En plus de Lacroix et de trois anciens employés de Norbourg - Serge Beugré, Jean Cholette et Félicien Souka -, on trouve au banc des accusés un vérificateur externe, Rémi Deschambeault, et Jean Renaud, un fonctionnaire qui agissait à titre de consultant chez Norbourg. Ensemble, ils font face à 200 accusations de fraude, de fabrication de faux, de complot et de recyclage de produits de la criminalité.

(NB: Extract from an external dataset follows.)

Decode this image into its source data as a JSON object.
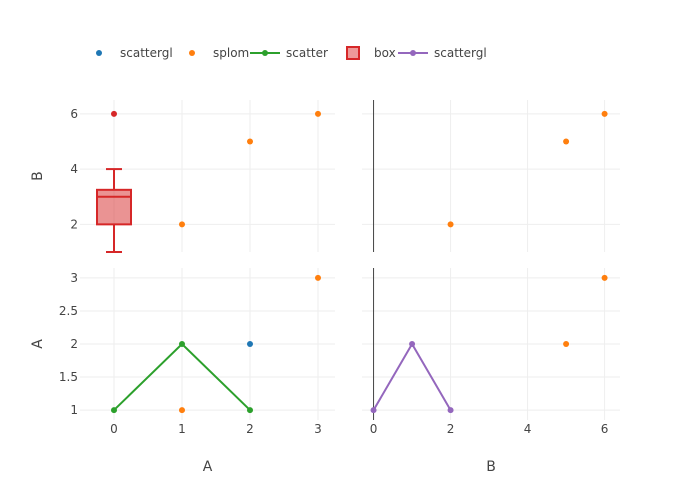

À l'ouverture de l'audience, hier, le juge a indiqué qu'il examinerait d'abord les demandes d'exemption exprimées des citoyens. Étant donné que la liste des candidats comprend quelque 1500 noms, l'exercice devra se poursuivre aujourd'hui et demain. Si tout se déroule comme prévu, les avocats devraient commencer lundi prochain à choisir les jurés.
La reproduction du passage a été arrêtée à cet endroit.